From the beginning, Montero's keen reporter's eye zooms in on the suggestion that the killer may have a deep-set grudge against men. Maybe it's the way the femme fatale smears lipstick on the bullets, then shoots the men in their reproductive organs.
From that point onward, "Garden of Evil" grinds on like your everyday B-minus crime novel, fulfilling the standard plot arc already drawn out in uncounted specimens of the species. It's the kind of book that makes readers keep turning pages, eager to find some real surprise or even satisfaction, until their confidence dissolves to groans.
So guess what, the female serial killer makes her way to Miami and happens to kill the city's most controversial politician, a crooked city councilman. Then Montero's police sources let her into the scene of the crime before the ambulance is there, much less the homicide detectives. That way, she can have a good look around and write it up for the morning's paper.
Which leads the serial killer to call Montero so they can chat about current events and the finer points of journalistic ethics.

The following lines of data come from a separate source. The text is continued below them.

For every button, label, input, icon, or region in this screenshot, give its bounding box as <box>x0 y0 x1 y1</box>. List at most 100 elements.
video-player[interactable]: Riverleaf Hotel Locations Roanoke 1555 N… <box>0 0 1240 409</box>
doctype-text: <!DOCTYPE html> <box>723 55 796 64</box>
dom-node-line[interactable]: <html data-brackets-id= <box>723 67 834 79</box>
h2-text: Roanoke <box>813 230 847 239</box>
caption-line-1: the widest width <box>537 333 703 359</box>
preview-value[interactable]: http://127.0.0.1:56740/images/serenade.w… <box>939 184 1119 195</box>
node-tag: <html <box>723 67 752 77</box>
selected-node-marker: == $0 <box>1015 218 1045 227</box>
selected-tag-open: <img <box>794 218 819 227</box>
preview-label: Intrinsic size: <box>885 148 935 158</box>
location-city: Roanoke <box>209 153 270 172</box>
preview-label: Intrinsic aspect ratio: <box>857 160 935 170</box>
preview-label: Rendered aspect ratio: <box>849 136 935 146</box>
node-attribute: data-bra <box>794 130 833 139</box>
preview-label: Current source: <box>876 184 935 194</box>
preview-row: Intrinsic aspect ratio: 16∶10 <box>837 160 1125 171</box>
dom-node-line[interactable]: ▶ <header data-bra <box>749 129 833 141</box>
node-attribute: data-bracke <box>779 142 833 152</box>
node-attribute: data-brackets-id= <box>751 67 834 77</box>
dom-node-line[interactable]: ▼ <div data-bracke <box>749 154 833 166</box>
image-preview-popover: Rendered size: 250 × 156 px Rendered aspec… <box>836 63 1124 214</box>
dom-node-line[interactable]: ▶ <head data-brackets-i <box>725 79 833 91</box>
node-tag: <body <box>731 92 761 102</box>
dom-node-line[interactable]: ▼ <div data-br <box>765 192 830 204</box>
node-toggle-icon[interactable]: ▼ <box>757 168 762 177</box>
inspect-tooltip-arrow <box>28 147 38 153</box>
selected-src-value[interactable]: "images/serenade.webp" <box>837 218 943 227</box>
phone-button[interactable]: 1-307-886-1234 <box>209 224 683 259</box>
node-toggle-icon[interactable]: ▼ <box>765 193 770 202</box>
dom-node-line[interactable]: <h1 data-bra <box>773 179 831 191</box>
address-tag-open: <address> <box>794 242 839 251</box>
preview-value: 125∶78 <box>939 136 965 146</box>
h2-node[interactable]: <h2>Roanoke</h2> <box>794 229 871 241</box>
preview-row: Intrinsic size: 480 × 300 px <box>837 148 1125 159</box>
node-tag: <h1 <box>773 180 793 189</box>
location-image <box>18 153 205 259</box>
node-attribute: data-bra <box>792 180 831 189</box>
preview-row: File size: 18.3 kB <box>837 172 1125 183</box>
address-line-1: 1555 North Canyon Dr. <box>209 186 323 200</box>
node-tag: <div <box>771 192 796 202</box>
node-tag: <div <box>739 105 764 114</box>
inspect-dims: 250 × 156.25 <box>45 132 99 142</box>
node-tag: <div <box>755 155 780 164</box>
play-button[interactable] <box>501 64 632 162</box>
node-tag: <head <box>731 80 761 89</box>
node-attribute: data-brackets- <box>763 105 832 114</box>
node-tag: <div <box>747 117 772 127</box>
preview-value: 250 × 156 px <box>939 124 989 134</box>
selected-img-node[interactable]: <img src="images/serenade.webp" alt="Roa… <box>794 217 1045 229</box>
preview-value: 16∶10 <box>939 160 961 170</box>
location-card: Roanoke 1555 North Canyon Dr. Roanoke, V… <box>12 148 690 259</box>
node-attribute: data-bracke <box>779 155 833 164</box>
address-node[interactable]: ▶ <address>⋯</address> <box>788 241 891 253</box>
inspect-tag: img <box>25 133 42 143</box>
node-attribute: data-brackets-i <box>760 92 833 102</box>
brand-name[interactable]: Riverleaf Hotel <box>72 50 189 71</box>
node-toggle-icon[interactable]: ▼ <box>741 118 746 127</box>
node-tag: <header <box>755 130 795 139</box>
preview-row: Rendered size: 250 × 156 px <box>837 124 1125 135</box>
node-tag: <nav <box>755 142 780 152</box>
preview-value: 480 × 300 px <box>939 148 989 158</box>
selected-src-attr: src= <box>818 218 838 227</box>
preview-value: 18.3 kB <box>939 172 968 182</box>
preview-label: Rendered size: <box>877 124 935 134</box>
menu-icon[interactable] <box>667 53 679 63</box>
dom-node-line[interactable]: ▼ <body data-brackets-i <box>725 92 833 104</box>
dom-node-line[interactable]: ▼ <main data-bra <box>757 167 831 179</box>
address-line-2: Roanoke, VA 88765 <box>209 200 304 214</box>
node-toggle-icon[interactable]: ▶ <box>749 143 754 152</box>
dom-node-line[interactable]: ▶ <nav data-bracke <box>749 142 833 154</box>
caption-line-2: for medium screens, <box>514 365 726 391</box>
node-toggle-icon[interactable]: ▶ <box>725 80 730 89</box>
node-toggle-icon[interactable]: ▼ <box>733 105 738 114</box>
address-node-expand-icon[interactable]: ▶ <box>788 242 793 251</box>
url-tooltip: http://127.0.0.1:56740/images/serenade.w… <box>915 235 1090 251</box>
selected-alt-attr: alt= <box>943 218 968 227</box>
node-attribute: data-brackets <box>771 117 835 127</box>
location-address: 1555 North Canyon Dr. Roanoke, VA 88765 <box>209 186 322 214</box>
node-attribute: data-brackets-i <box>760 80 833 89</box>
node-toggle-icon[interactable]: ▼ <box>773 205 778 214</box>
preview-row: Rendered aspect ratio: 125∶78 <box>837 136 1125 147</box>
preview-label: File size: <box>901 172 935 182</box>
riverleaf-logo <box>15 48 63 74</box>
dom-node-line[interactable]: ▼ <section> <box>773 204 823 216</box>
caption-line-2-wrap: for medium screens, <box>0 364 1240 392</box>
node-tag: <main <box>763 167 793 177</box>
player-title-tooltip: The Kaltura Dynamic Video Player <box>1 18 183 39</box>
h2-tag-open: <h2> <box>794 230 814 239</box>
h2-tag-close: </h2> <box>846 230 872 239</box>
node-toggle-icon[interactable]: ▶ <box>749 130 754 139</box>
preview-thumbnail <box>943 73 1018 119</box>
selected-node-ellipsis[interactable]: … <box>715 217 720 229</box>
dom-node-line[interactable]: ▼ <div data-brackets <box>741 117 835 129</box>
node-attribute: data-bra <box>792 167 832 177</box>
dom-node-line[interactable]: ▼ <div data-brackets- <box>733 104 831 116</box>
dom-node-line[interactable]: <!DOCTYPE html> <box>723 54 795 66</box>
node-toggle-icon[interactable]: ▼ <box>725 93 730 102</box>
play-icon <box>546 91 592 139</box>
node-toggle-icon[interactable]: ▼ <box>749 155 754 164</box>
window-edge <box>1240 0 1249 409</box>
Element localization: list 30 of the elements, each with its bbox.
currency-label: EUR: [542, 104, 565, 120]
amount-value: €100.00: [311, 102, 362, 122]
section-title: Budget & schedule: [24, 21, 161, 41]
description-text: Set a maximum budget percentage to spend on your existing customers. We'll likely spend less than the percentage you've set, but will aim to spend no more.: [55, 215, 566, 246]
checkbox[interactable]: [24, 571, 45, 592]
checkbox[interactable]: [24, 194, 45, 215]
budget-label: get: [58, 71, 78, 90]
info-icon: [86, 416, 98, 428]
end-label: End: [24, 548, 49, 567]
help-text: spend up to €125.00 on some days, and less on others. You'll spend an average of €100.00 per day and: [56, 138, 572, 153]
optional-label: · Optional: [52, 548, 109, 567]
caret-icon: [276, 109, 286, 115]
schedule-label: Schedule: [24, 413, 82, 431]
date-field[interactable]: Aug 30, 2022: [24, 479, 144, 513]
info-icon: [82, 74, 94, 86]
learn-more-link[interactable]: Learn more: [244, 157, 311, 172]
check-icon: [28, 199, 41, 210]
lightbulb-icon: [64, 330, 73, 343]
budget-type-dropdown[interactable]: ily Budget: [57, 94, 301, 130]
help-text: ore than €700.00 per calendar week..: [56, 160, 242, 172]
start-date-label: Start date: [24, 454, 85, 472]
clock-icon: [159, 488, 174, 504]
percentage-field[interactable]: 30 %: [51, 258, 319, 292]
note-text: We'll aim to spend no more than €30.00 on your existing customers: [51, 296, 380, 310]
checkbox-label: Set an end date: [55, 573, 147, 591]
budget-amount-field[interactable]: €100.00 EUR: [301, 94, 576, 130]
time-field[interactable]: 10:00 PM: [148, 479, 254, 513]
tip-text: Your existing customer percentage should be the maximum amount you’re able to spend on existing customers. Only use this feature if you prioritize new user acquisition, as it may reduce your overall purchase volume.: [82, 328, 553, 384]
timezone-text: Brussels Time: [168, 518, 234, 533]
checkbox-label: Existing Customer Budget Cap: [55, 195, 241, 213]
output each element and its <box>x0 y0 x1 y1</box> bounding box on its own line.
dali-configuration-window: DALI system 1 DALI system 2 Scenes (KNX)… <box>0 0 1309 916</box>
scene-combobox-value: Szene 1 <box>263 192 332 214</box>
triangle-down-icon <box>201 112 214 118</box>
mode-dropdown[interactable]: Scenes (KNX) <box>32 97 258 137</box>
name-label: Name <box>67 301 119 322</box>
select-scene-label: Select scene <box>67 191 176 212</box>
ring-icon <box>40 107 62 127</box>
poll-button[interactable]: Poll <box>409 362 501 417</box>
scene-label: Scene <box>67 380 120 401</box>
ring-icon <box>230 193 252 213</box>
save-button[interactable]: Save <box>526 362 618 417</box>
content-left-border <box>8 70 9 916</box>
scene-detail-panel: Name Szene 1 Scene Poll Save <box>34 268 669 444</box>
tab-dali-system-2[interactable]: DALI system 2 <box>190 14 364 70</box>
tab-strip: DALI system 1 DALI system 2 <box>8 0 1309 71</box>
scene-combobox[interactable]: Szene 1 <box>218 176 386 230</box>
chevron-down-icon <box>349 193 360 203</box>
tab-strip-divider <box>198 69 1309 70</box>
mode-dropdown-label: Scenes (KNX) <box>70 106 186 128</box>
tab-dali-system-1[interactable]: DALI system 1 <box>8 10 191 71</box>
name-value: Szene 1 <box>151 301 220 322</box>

Now, plenty of novels rely on leaps of faith, especially the weaker strains of the crime thriller genre. What is unforgiveable, in Buchanan's case, is relying on a grossly unrealistic depiction of a police reporter's job to drive her story. As Buchanan knows better than practically anyone, a police reporter does not have to lie about her job to make for an interesting tale.
Yet, for the book's biggest dramatic moment, such as it is, reporter Montero arranges a personal interview with the killer, with full police cooperation. Right.
What happens next has all the surprise value of the 867,965th midnight showing of "Rocky Horror Picture Show."
Reporter kidnapped by killer, who effortlessly sheds police pursuit. Killer explains abused childhood and resultant appetite for male genital mutilation, in florid white-trash dialect. Reporter gets to witness several shocking, shocking! acts of violence.
Does the reporter survive to write it all up for the newspaper? With this book, you don't have to fret over giving away the ending.